Question

Use the linear system below. $$\begin{array}{l} y=x+3 \\ y=2 x+3 \end{array}$$ Graph the system. Explain what the graph shows.

Short answer

The graph displays two parallel lines, which indicates there is no solution for the system since these lines never intersect.

Step-by-step solution

- Identifying the equation format

Both equations are already in the form \(y=mx+c\), where \(m\) is the slope of the line and \(c\) is the y-intercept. For the equation \(y=x+3\), \(m=1\) and \(c=3\). For the equation \(y=2x+3\), \(m=2\) and \(c=3\).

- Graphing the lines

Plot the y-intercept first. In both cases, the y-intercept is 3, so plot the point (0,3). Finally, use the slope to determine another point on each line and draw a straight line connecting the points. The slope of the first line is 1, so it can be thought of as the fraction 1/1. Starting from the y-intercept, count up 1 and over 1 and plot a point. Draw a line through these points. Repeat the process for the second line, but this time with a slope of 2. Start from the y-intercept, count up 2 and over 1 and plot a point. Draw a line through these points.

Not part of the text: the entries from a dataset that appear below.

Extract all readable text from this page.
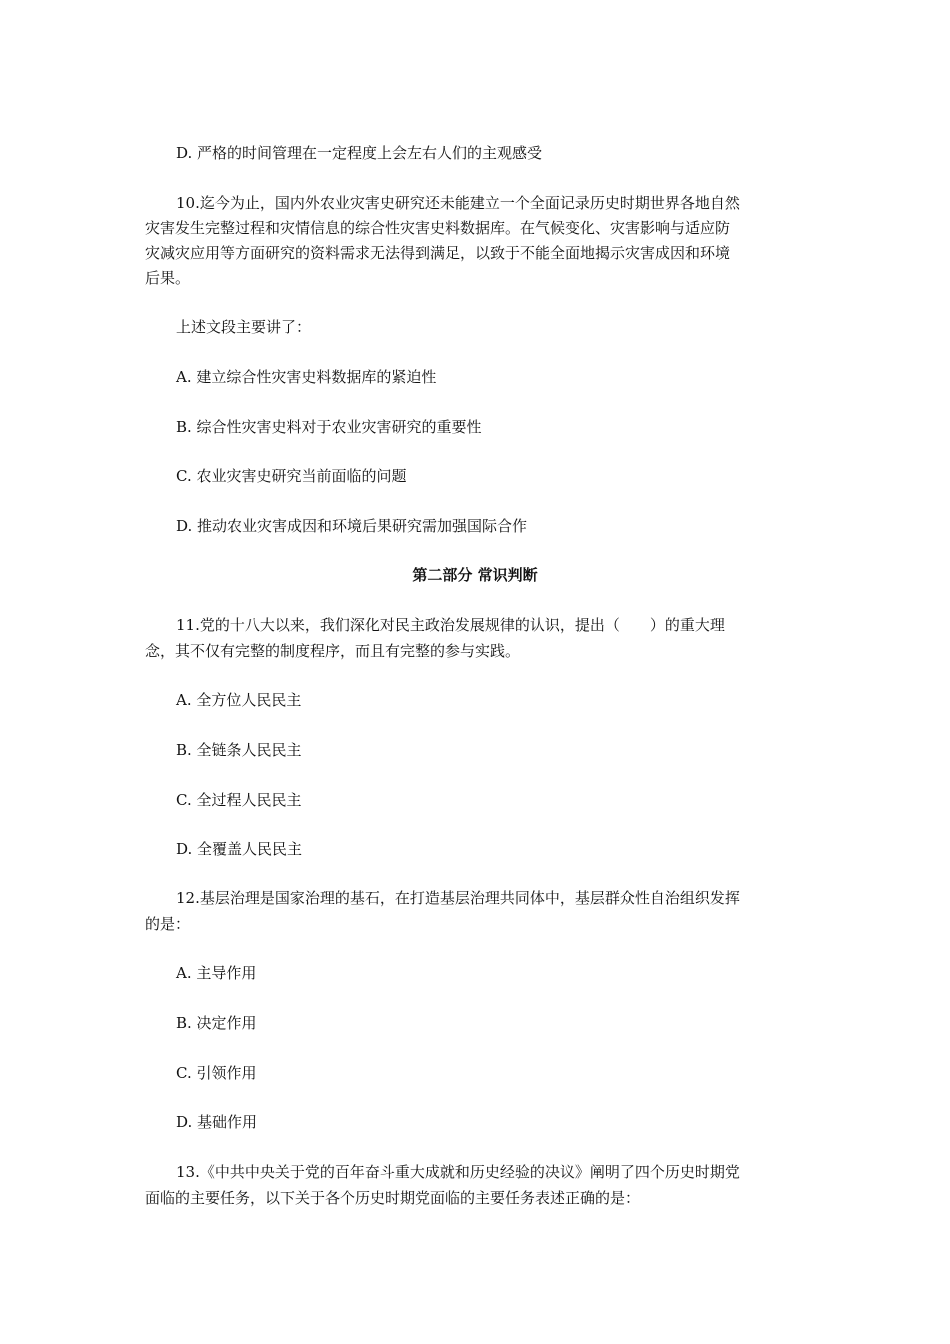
D. 严格的时间管理在一定程度上会左右人们的主观感受
10.迄今为止，国内外农业灾害史研究还未能建立一个全面记录历史时期世界各地自然
灾害发生完整过程和灾情信息的综合性灾害史料数据库。在气候变化、灾害影响与适应防
灾减灾应用等方面研究的资料需求无法得到满足，以致于不能全面地揭示灾害成因和环境
后果。
上述文段主要讲了：
A. 建立综合性灾害史料数据库的紧迫性
B. 综合性灾害史料对于农业灾害研究的重要性
C. 农业灾害史研究当前面临的问题
D. 推动农业灾害成因和环境后果研究需加强国际合作
第二部分 常识判断
11.党的十八大以来，我们深化对民主政治发展规律的认识，提出（　　）的重大理
念，其不仅有完整的制度程序，而且有完整的参与实践。
A. 全方位人民民主
B. 全链条人民民主
C. 全过程人民民主
D. 全覆盖人民民主
12.基层治理是国家治理的基石，在打造基层治理共同体中，基层群众性自治组织发挥
的是：
A. 主导作用
B. 决定作用
C. 引领作用
D. 基础作用
13.《中共中央关于党的百年奋斗重大成就和历史经验的决议》阐明了四个历史时期党
面临的主要任务，以下关于各个历史时期党面临的主要任务表述正确的是：
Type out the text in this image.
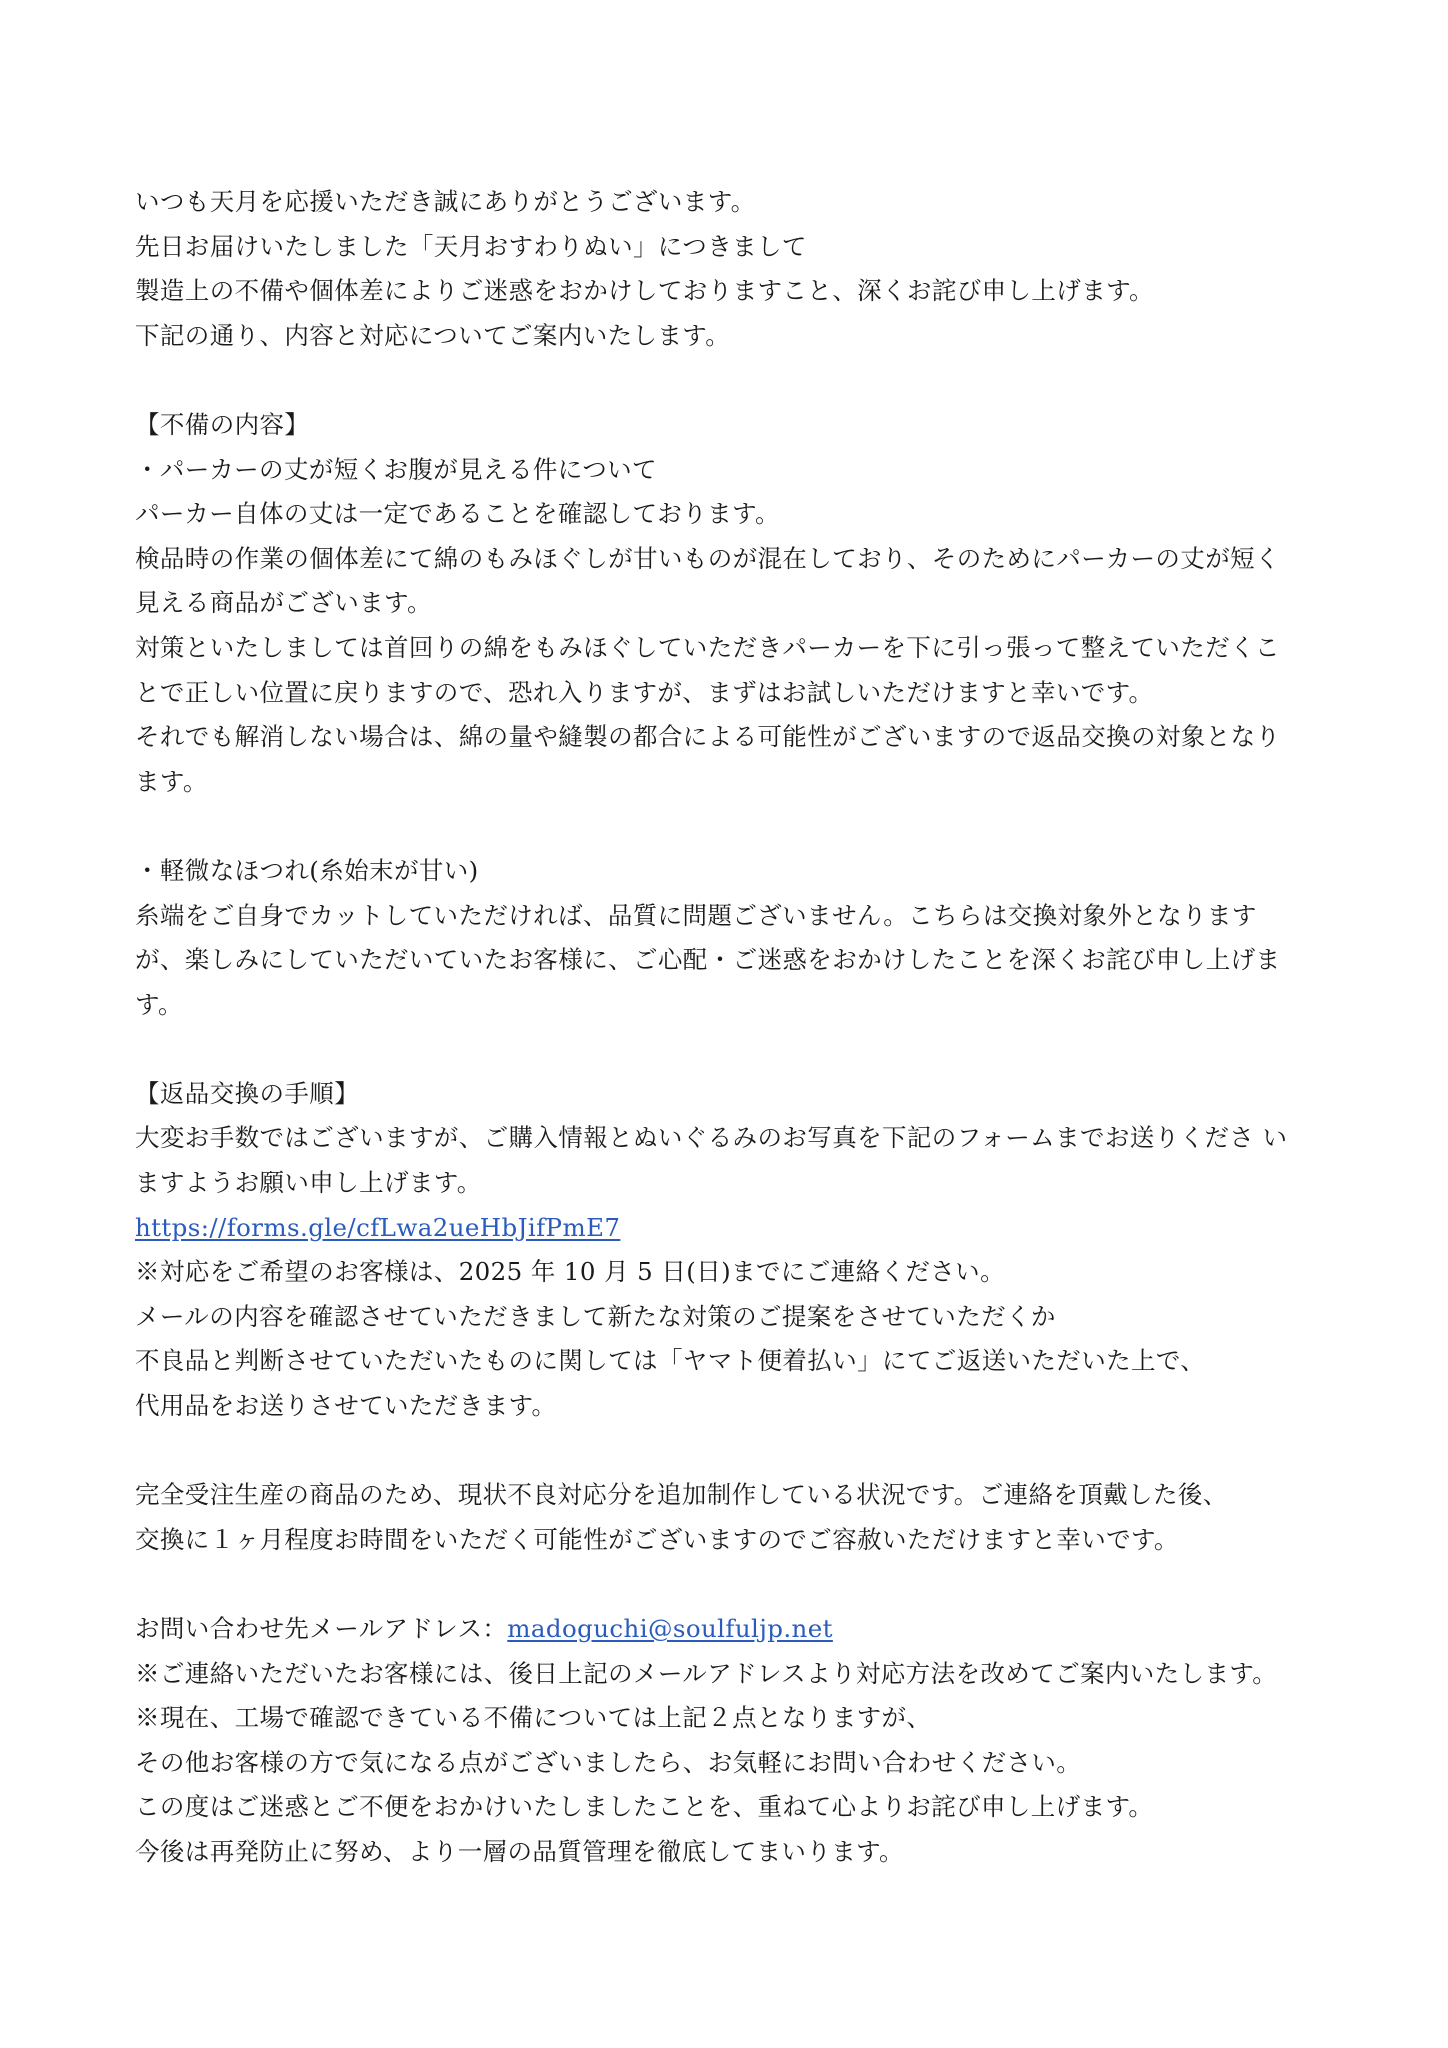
いつも天月を応援いただき誠にありがとうございます。
先日お届けいたしました「天月おすわりぬい」につきまして
製造上の不備や個体差によりご迷惑をおかけしておりますこと、深くお詫び申し上げます。
下記の通り、内容と対応についてご案内いたします。
【不備の内容】
・パーカーの丈が短くお腹が見える件について
パーカー自体の丈は一定であることを確認しております。
検品時の作業の個体差にて綿のもみほぐしが甘いものが混在しており、そのためにパーカーの丈が短く
見える商品がございます。
対策といたしましては首回りの綿をもみほぐしていただきパーカーを下に引っ張って整えていただくこ
とで正しい位置に戻りますので、恐れ入りますが、まずはお試しいただけますと幸いです。
それでも解消しない場合は、綿の量や縫製の都合による可能性がございますので返品交換の対象となり
ます。
・軽微なほつれ(糸始末が甘い)
糸端をご自身でカットしていただければ、品質に問題ございません。こちらは交換対象外となります
が、楽しみにしていただいていたお客様に、ご心配・ご迷惑をおかけしたことを深くお詫び申し上げま
す。
【返品交換の手順】
大変お手数ではございますが、ご購入情報とぬいぐるみのお写真を下記のフォームまでお送りくださ い
ますようお願い申し上げます。
https://forms.gle/cfLwa2ueHbJifPmE7
※対応をご希望のお客様は、2025 年 10 月 5 日(日)までにご連絡ください。
メールの内容を確認させていただきまして新たな対策のご提案をさせていただくか
不良品と判断させていただいたものに関しては「ヤマト便着払い」にてご返送いただいた上で、
代用品をお送りさせていただきます。
完全受注生産の商品のため、現状不良対応分を追加制作している状況です。ご連絡を頂戴した後、
交換に１ヶ月程度お時間をいただく可能性がございますのでご容赦いただけますと幸いです。
お問い合わせ先メールアドレス：madoguchi@soulfuljp.net
※ご連絡いただいたお客様には、後日上記のメールアドレスより対応方法を改めてご案内いたします。
※現在、工場で確認できている不備については上記２点となりますが、
その他お客様の方で気になる点がございましたら、お気軽にお問い合わせください。
この度はご迷惑とご不便をおかけいたしましたことを、重ねて心よりお詫び申し上げます。
今後は再発防止に努め、より一層の品質管理を徹底してまいります。
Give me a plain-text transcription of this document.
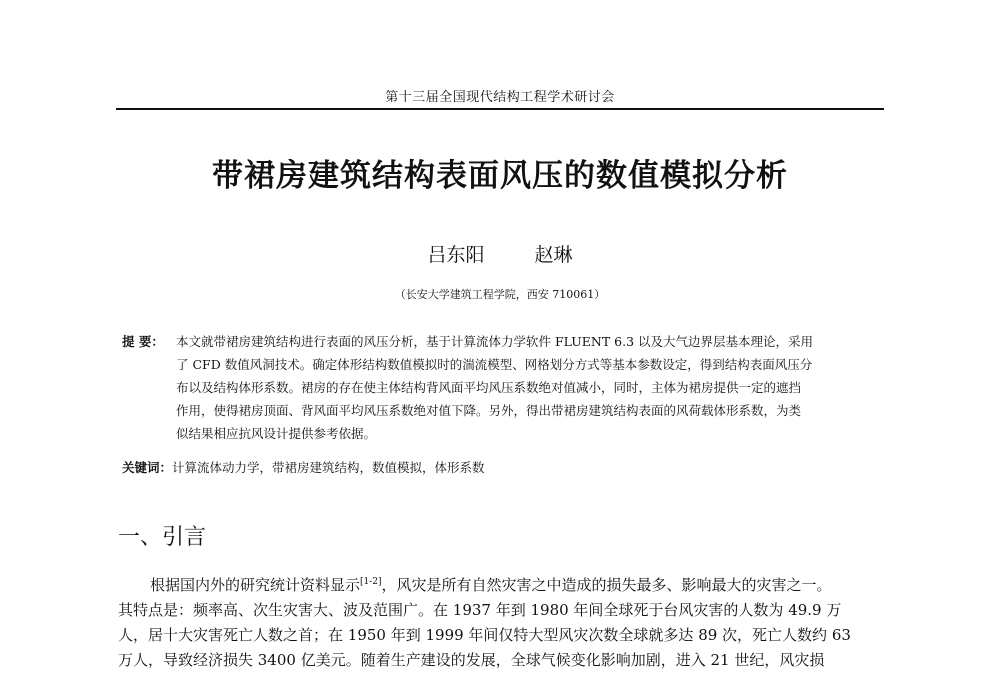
第十三届全国现代结构工程学术研讨会
带裙房建筑结构表面风压的数值模拟分析
吕东阳	赵琳
（长安大学建筑工程学院，西安 710061）
提 要： 本文就带裙房建筑结构进行表面的风压分析，基于计算流体力学软件 FLUENT 6.3 以及大气边界层基本理论，采用
了 CFD 数值风洞技术。确定体形结构数值模拟时的湍流模型、网格划分方式等基本参数设定，得到结构表面风压分
布以及结构体形系数。裙房的存在使主体结构背风面平均风压系数绝对值减小，同时，主体为裙房提供一定的遮挡
作用，使得裙房顶面、背风面平均风压系数绝对值下降。另外，得出带裙房建筑结构表面的风荷载体形系数，为类
似结果相应抗风设计提供参考依据。
关键词：计算流体动力学，带裙房建筑结构，数值模拟，体形系数
一、引言
根据国内外的研究统计资料显示[1-2]，风灾是所有自然灾害之中造成的损失最多、影响最大的灾害之一。
其特点是：频率高、次生灾害大、波及范围广。在 1937 年到 1980 年间全球死于台风灾害的人数为 49.9 万
人，居十大灾害死亡人数之首；在 1950 年到 1999 年间仅特大型风灾次数全球就多达 89 次，死亡人数约 63
万人，导致经济损失 3400 亿美元。随着生产建设的发展，全球气候变化影响加剧，进入 21 世纪，风灾损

- Interpretating the graph

Examining the graph, it's noticable that the lines are parallel but do not coincide, since they have the same y-intercept but different slopes. This signifies that the system of linear equations has no solution. The effects can be checked by equating the two linear equations, showing the solution either in fraction form or decimal form, \(1 \neq 2\). As it's a false statement, clearly indicating that the system of equations have no solution and lines do not intersect anywhere. Both lines represent infinite many points, but there is no common point for given two lines, which indicates that the system has no solution.